One of the more recent and costly types of malware to attack our computers is generically referred to as "Rogue Antivirus Software", which is usually implanted on the victim's computer by a Trojan.  There are thousands of these rogue programs in current circulation, infecting millions of computers at any given time.  Rogue antivirus is sometimes installed by the user using "social engineering" tactics, which tricks the user into clicking on something that installs the rogue software.  Some of the common lures to ensnare the user into loading rogue software on the computer are offers for free screen savers, toolbars, utilities to play specific video formats (often attached to an email), sham online security scanners, contaminated PDF files, insecure web browsers, and other vectors. 

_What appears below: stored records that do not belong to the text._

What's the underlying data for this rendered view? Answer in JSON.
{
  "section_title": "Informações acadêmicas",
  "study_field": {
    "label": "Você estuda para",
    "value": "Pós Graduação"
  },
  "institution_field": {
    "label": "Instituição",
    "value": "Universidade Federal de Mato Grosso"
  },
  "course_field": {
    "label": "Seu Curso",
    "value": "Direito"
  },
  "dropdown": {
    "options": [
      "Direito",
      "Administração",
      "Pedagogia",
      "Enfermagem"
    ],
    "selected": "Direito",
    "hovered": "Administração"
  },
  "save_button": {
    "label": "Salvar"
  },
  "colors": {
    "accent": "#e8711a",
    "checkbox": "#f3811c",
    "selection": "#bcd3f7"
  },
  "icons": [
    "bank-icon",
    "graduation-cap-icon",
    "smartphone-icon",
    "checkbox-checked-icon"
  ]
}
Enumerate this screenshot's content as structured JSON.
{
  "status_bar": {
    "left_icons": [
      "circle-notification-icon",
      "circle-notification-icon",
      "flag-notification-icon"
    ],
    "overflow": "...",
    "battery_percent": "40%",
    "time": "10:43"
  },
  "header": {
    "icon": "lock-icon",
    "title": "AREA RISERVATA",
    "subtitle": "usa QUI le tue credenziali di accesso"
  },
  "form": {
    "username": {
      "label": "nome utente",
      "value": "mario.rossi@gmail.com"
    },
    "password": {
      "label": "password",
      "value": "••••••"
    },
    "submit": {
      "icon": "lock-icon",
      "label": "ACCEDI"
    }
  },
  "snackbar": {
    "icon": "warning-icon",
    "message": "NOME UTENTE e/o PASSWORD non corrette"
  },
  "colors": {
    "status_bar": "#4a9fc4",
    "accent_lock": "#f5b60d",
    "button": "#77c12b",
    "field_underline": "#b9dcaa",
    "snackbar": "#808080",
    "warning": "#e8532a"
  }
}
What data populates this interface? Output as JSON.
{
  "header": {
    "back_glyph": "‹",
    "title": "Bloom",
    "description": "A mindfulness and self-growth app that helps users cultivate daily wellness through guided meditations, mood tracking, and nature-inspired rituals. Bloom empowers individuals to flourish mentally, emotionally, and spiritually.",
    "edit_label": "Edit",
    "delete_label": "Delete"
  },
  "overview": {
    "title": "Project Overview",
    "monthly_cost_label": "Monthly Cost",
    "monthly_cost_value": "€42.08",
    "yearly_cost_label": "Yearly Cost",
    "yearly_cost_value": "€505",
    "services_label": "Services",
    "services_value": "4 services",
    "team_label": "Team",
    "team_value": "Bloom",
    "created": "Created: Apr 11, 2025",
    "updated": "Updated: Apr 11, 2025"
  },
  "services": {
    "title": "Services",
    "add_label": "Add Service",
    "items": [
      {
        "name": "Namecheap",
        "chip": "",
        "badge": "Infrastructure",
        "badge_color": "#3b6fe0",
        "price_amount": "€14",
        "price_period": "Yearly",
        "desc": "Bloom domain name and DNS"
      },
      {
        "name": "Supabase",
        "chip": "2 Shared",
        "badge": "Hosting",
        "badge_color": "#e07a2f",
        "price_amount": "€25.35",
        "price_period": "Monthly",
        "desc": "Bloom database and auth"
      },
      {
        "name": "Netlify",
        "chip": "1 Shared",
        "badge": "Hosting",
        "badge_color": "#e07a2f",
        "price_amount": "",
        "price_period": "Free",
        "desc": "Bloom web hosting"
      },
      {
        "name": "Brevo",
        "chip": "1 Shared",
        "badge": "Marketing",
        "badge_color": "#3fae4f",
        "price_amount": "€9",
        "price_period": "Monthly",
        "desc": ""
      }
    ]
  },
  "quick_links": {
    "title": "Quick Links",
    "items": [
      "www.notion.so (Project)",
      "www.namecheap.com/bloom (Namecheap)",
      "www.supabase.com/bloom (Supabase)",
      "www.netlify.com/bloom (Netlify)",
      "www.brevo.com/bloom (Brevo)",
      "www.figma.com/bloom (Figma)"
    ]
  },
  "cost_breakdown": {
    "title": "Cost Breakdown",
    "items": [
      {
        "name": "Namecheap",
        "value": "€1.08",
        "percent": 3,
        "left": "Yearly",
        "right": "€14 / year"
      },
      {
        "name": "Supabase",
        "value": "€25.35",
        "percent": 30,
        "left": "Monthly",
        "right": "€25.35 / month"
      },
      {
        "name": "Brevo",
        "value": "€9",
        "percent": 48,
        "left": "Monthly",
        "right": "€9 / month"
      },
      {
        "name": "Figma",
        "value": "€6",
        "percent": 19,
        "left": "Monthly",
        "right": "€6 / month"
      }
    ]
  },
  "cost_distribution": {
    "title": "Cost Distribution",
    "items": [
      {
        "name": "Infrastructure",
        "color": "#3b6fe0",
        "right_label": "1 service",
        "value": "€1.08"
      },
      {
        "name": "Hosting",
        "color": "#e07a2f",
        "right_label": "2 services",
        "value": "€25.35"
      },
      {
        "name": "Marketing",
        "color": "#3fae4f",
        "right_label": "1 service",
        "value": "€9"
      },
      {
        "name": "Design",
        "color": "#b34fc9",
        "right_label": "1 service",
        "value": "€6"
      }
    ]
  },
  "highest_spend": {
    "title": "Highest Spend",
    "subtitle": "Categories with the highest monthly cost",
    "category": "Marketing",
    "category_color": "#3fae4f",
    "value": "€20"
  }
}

The common thread of this rogue software is an authentic looking  popup that informs the user that his computer is (falsely) infected with hundreds of viruses and Trojans, and for a fee it will clean the computer.  These popups which will not permanently close will typically hijack the computer, destroy the installed legitimate security software, prevent access to online services that can kill it, prevent cleaning utilities from executing, and otherwise take control of the computer until the user pays a fee, typically $30 to $70.  This fee is to be paid by credit card or other online payment service to a website that looks legitimate, but is really a complete scam. 


Not just will the rogue software not clean the computer of the pseudo infections after the fee is paid, but now a cyber criminal, often in Russia, has the user's credit card information.  it is not uncommon for that same credit card information to promptly be sold on illicit websites, and to have substantial unauthorized charges appear on the compromised credit card account.


While there are many other cyber threats out there, those listed above are among the most commonly encountered by users.  The traditional antivirus software will protect from some of the threats listed, but not all of them; this enhanced security capability is in the purview of the comprehensive security suite, or a combination of different types of individual security utilities, and not the free standing antivirus program.  This is explicitly why I currently recommend a high quality integrated security suite, rather than an antivirus program.  There are several good commercial security suites available, as well as a few free security suites.  Just be aware that antivirus software by itself is inadequate to protect against today's contemporary cyber security threats.